I have also fallen in love with Nantucket. Specifically, Nantucket in winter. I'm sure it's quite lovely and all in the summer with the beaches and roses and beautiful young things with tan legs biking around town. But I love the beauty of wind-scoured headstones and empty streets heavy with snow, and the gray-on-on-gray compositions of shingle houses, bare trees, and looming storm clouds.
|This one's not mine - I clipped it from CBS News.|
Picking up groceries at the Stop and Shop was like an after-church coffee hour, one person after the next hailing a friend and catching up. I'm not sure if it would be possible to do a quick dash in and out if you were a native. When I went walking, drivers would wave as they passed me. Not many drivers - as near as I can tell, half if not more of the houses in town are shuttered for the winter. I have the feeling if I stayed one more week I'd probably wind up on a committee for historical preservation, or as a volunteer at the Atheneum, the town library.
I confess there's also a glamorous side to the winter here, albeit a different kind of glamor than the New York media celebrities and Masters of Wall Street of summer. The new friend I mentioned above is New York Times bestselling author Nancy Thayer (who loves mysteries!) While eating lunch at the Fog Island cafe, she said, "Oh, here's another writer friend I want you to meet! Nat! Come over here!"
It was Nathaniel Philbrick, Pulitzer Prize finalist and winner of the National Book Award. (He was very nice.) Uncle Al turned out to be Professor Emeritus Alfred W. Crosby, who pretty much single-handedly invented the discipline of ecological history. Nancy's husband Charley Walters, who gave me a fabulous tour of their 1840 house, is a former music critic for Rolling Stone.

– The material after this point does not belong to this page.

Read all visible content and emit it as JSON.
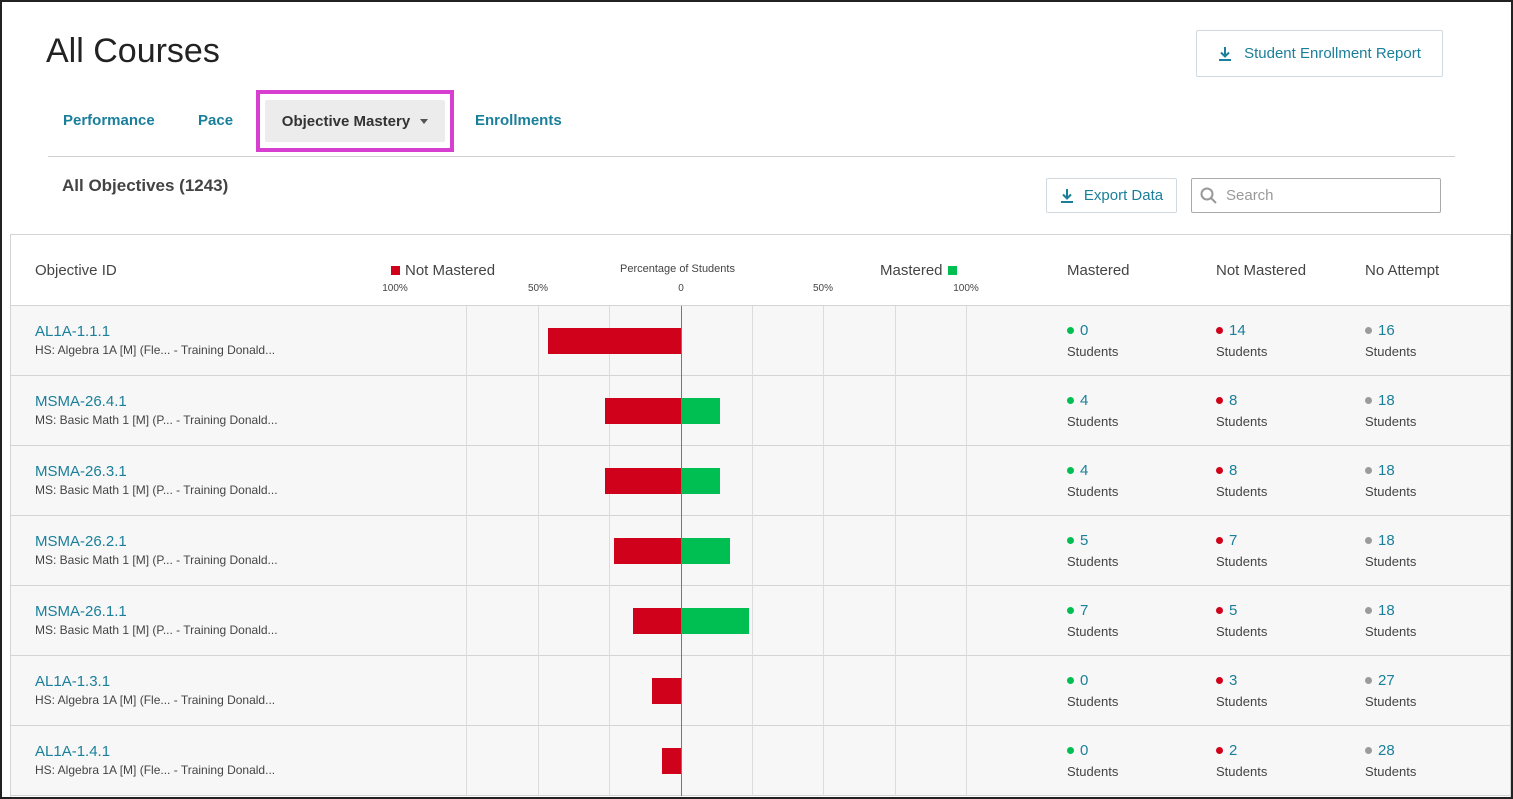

Can you imagine who I might have met if I got to stay another week?
Coming off this amazing opportunity for daily writing and connecting with so many fascinating people, I have come to the conclusion that we need some sort of foundation - a large, well-funded foundation - whose sole purpose is to give crazy-busy women the chance to be alone and quiet and work at ---you fill in the blank. Their paintings, their books, their sun salutations, their souffles. In the meantime, I hope you all get a chance to run away from home - for a little while - to a place as marvelous as Nantucket.
Many, many thanks to Meg Ruley, David Lovett and the many members of the Ruley family who made my writing retreat possible!